# Data Augmentation. Context Summarization


## I METHOD (for English) 
### Context summarization + Q-A pairs generation

- Context: abstractive summarization: t5-base 
- Question generation: t5-base-finetuned-question-generation-ap
- Question answering: t5-base
- Translation: google API

In [None]:
import pandas as pd
from transformers import T5Tokenizer, T5ForConditionalGeneration
from deep_translator import GoogleTranslator


df = pd.read_csv('./MedQuAD.csv')

# Load T5-base model and tokenizer for summarization
summarization_model_name = "t5-base"
summarization_tokenizer = T5Tokenizer.from_pretrained(summarization_model_name)
summarization_model = T5ForConditionalGeneration.from_pretrained(summarization_model_name)

# Load T5-base-finetuned-question-generation-ap model and tokenizer
question_generation_model_name = "valhalla/t5-base-finetuned-question-generation-ap"
question_generation_tokenizer = T5Tokenizer.from_pretrained(question_generation_model_name)
question_generation_model = T5ForConditionalGeneration.from_pretrained(question_generation_model_name)
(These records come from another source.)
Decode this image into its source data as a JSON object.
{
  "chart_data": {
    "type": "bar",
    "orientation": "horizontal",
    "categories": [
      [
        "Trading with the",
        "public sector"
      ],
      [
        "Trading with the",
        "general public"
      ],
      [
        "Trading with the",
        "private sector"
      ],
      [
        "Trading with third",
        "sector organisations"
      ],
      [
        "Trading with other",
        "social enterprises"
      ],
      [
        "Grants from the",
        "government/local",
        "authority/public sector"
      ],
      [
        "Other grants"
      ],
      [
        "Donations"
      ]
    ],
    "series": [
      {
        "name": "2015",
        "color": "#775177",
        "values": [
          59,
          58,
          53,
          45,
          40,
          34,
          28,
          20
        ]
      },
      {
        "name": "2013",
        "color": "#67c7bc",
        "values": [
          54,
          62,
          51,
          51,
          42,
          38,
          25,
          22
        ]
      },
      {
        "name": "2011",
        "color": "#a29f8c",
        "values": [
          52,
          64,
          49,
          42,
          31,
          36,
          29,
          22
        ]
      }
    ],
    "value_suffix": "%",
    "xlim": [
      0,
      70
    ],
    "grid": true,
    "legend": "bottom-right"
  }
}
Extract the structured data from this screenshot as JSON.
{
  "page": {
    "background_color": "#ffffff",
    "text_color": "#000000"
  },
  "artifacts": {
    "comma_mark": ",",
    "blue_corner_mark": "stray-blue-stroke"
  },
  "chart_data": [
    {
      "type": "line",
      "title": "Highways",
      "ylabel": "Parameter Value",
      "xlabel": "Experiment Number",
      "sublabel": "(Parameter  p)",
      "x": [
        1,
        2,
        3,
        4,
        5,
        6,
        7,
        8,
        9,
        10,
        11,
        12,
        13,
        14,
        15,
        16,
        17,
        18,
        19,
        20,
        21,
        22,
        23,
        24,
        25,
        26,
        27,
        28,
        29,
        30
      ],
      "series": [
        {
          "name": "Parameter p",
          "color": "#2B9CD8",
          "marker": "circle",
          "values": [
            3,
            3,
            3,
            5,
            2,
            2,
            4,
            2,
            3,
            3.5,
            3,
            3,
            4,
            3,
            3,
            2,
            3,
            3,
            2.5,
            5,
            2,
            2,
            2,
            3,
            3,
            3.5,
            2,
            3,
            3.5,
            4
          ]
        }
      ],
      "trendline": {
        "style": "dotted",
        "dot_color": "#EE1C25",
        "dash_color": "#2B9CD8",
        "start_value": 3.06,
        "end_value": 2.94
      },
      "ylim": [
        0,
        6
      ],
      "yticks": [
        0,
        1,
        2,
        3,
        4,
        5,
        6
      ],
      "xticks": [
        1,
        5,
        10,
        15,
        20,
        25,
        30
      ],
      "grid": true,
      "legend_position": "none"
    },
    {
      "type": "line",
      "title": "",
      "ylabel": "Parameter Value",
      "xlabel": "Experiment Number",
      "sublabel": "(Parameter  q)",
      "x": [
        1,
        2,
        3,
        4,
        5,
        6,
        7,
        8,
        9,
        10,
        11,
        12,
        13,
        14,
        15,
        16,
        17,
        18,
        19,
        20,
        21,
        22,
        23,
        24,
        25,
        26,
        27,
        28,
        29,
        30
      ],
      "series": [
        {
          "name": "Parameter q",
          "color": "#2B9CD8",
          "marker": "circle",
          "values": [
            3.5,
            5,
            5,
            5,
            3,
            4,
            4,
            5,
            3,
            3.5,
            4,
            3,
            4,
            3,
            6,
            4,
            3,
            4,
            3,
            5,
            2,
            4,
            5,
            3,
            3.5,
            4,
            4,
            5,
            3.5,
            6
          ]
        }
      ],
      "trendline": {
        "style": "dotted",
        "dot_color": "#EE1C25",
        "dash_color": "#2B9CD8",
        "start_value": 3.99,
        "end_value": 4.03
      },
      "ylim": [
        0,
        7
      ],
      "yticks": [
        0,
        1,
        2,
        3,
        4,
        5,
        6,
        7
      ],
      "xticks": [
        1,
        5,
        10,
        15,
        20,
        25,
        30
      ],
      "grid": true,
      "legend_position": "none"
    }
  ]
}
# Load T5-base model for answer generation
answer_generation_model_name = "t5-base"
answer_generation_tokenizer = T5Tokenizer.from_pretrained(answer_generation_model_name)
answer_generation_model = T5ForConditionalGeneration.from_pretrained(answer_generation_model_name)

# Function to generate summaries
def generate_summary(text):
    input_ids = summarization_tokenizer.encode("summarize: " + text, return_tensors="pt", max_length=2000, truncation=True)
    summary_ids = summarization_model.generate(input_ids, max_length=2000, length_penalty=2.0, num_beams=4, early_stopping=True)
    summary = summarization_tokenizer.decode(summary_ids[0], skip_special_tokens=True)
    return summary

# Function to generate questions
def generate_question(context):
    input_ids = question_generation_tokenizer.encode("generate question: " + context, return_tensors="pt", max_length=2000, truncation=True)
    question_ids = question_generation_model.generate(input_ids, max_length=2000, length_penalty=2.0, num_beams=4, early_stopping=True)
    question = question_generation_tokenizer.decode(question_ids[0], skip_special_tokens=True)
    return question

# Function to generate answers
def generate_answer(question):
    input_ids = answer_generation_tokenizer.encode("answer: " + question, return_tensors="pt", max_length=2000, truncation=True)
    answer_ids = answer_generation_model.generate(input_ids, max_length=2000, length_penalty=2.0, num_beams=4, early_stopping=True)
    answer = answer_generation_tokenizer.decode(answer_ids[0], skip_special_tokens=True)
    return answer

# Apply the functions to create new columns 'summary', 'generated_question', and 'generated_answer'
df['summary'] = df['context'].apply(generate_summary)
df['generated_question'] = df['context'].apply(generate_question)
df['generated_answer'] = df['generated_question'].apply(generate_answer)


def translate(s):
  return GoogleTranslator('en', 'ru').translate(s)

# translate df with augmented answers 
df['summary'] = df.summary.apply(translate)
df['generated_question'] = df.generated_question.apply(translate)
df['generated_answer'] = df.generated_answer.apply(translate)

df.to_csv('./MedQA_generated.csv')